October 02, 2005
In my program I have several classes which I would like to use as singletons

And I made this little template:
------------------------
template Singleton(T)
{
public static this(){ m_instance = new T(); }
public static T get(){ return m_instance; }
private static T m_instance;
private this(){}
}
// and this is how it's used:
class Foo
{
mixin Singleton!(Foo);
}
------------------------
The following compile error occured:
test.d(23): class test.Foo test.Foo.Singleton!(...) Singleton_C4test3Foo.this is
private

While the next code works perfectly:
------------------------
template Singleton(T)
{
public static this(){ m_instance = new T(); }
public static T get(){ return m_instance; }
private static T m_instance;
private this(){}
}
class Foo
{
mixin Singleton!(Foo);
private this(){} // <- only this added
}
------------------------
So it looks like both mixin and class define the same private constructor twice. This is strange. If asked, I would rather think that the first code sample would compile and the second would not.


October 03, 2005
"Kostya Lisiy" <Kostya_member@pathlink.com> wrote in message news:dhphp1$luc$1@digitaldaemon.com...

I used a Singleton template class almost exactly the same as yours, except when I wanted to make a class a singleton, I'd use

class SomeSingleton : Singleton!(SomeSingleton)
{
    ...
}

And I wouldn't get the error.


October 03, 2005
In article <dhq1lr$100m$1@digitaldaemon.com>, Jarrett Billingsley says...
>
>"Kostya Lisiy" <Kostya_member@pathlink.com> wrote in message news:dhphp1$luc$1@digitaldaemon.com...
>
>I used a Singleton template class almost exactly the same as yours, except when I wanted to make a class a singleton, I'd use
>
>class SomeSingleton : Singleton!(SomeSingleton)
>{
>    ...
>}
>
>And I wouldn't get the error.
>
>

But then you can not derive your class from another class - the inheritance is used to make it a singleton.


October 03, 2005
Maybe it is not a bug but is the implementation of the mixin not what you like. See, your template's static this() creates an instance called T. This T translates to Foo. From the same template, you've got, this(), being declared privately.

I understand that you want to happen that the private is for methods calling the class from outside the scope of the class. However, private is already private within the template, and therefore, can't be called within the class through new Foo() in the static this().

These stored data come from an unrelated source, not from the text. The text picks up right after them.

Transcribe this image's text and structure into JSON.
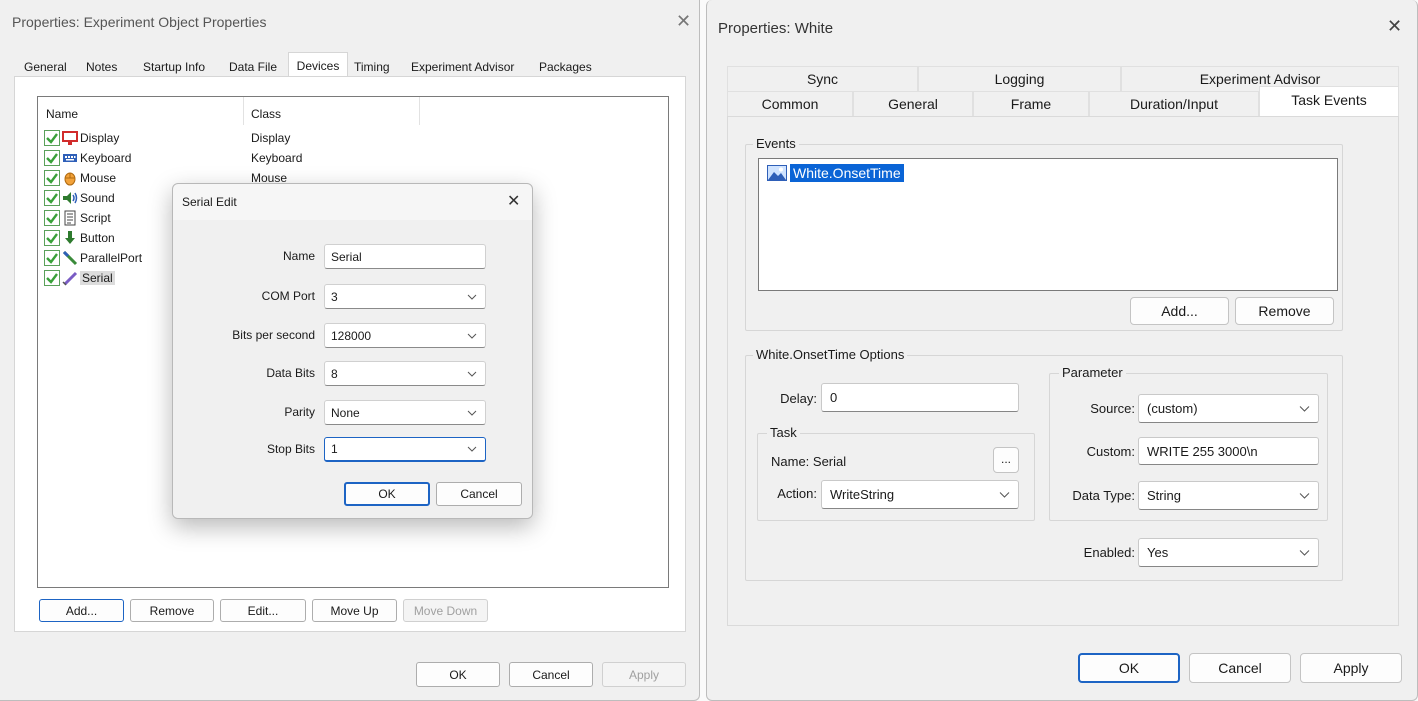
{
  "left_window": {
    "title": "Properties: Experiment Object Properties",
    "tabs": [
      "General",
      "Notes",
      "Startup Info",
      "Data File",
      "Devices",
      "Timing",
      "Experiment Advisor",
      "Packages"
    ],
    "active_tab": "Devices",
    "columns": [
      "Name",
      "Class"
    ],
    "devices": [
      {
        "name": "Display",
        "class": "Display",
        "icon": "display-icon"
      },
      {
        "name": "Keyboard",
        "class": "Keyboard",
        "icon": "keyboard-icon"
      },
      {
        "name": "Mouse",
        "class": "Mouse",
        "icon": "mouse-icon"
      },
      {
        "name": "Sound",
        "class": "",
        "icon": "speaker-icon"
      },
      {
        "name": "Script",
        "class": "",
        "icon": "script-icon"
      },
      {
        "name": "Button",
        "class": "",
        "icon": "button-icon"
      },
      {
        "name": "ParallelPort",
        "class": "",
        "icon": "parallel-port-icon"
      },
      {
        "name": "Serial",
        "class": "",
        "icon": "serial-icon"
      }
    ],
    "buttons": {
      "add": "Add...",
      "remove": "Remove",
      "edit": "Edit...",
      "move_up": "Move Up",
      "move_down": "Move Down"
    },
    "footer": {
      "ok": "OK",
      "cancel": "Cancel",
      "apply": "Apply"
    }
  },
  "serial_dialog": {
    "title": "Serial Edit",
    "fields": {
      "name": {
        "label": "Name",
        "value": "Serial"
      },
      "com_port": {
        "label": "COM Port",
        "value": "3"
      },
      "bits_per_second": {
        "label": "Bits per second",
        "value": "128000"
      },
      "data_bits": {
        "label": "Data Bits",
        "value": "8"
      },
      "parity": {
        "label": "Parity",
        "value": "None"
      },
      "stop_bits": {
        "label": "Stop Bits",
        "value": "1"
      }
    },
    "ok": "OK",
    "cancel": "Cancel"
  },
  "right_window": {
    "title": "Properties: White",
    "tabs_row1": [
      "Sync",
      "Logging",
      "Experiment Advisor"
    ],
    "tabs_row2": [
      "Common",
      "General",
      "Frame",
      "Duration/Input",
      "Task Events"
    ],
    "active_tab": "Task Events",
    "events_label": "Events",
    "events": [
      "White.OnsetTime"
    ],
    "add": "Add...",
    "remove": "Remove",
    "options_label": "White.OnsetTime Options",
    "delay_label": "Delay:",
    "delay_value": "0",
    "task_label": "Task",
    "task_name": "Name: Serial",
    "browse": "...",
    "action_label": "Action:",
    "action_value": "WriteString",
    "parameter_label": "Parameter",
    "source_label": "Source:",
    "source_value": "(custom)",
    "custom_label": "Custom:",
    "custom_value": "WRITE 255 3000\\n",
    "data_type_label": "Data Type:",
    "data_type_value": "String",
    "enabled_label": "Enabled:",
    "enabled_value": "Yes",
    "footer": {
      "ok": "OK",
      "cancel": "Cancel",
      "apply": "Apply"
    }
  }
}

I don't know whether this is a bug, bug it looks weird indeed...

Regards,
Sjoerd

In article <dhphp1$luc$1@digitaldaemon.com>, Kostya Lisiy says...
>
>In my program I have several classes which I would like to use as singletons
>
>And I made this little template:
>------------------------
>template Singleton(T)
>{
>public static this(){ m_instance = new T(); }
>public static T get(){ return m_instance; }
>private static T m_instance;
>private this(){}
>}
>// and this is how it's used:
>class Foo
>{
>mixin Singleton!(Foo);
>}
>------------------------
>The following compile error occured:
>test.d(23): class test.Foo test.Foo.Singleton!(...) Singleton_C4test3Foo.this is
>private
>
>While the next code works perfectly:
>------------------------
>template Singleton(T)
>{
>public static this(){ m_instance = new T(); }
>public static T get(){ return m_instance; }
>private static T m_instance;
>private this(){}
>}
>class Foo
>{
>mixin Singleton!(Foo);
>private this(){} // <- only this added
>}
>------------------------
>So it looks like both mixin and class define the same private constructor twice. This is strange. If asked, I would rather think that the first code sample would compile and the second would not.
>
>


October 04, 2005
"Kostya Lisiy" <Kostya_member@pathlink.com> wrote in message news:dhrf7l$25dq$1@digitaldaemon.com...
> But then you can not derive your class from another class - the
> inheritance is
> used to make it a singleton.

Ooh, that's true.  I never needed that, so I never noticed that shortcoming.

Well, in that case, I'd chalk up the mixin bug as yet another example of D's really weird or just broken protection attributes.  That, or it's working the way it's supposed to, but it's just not very useful.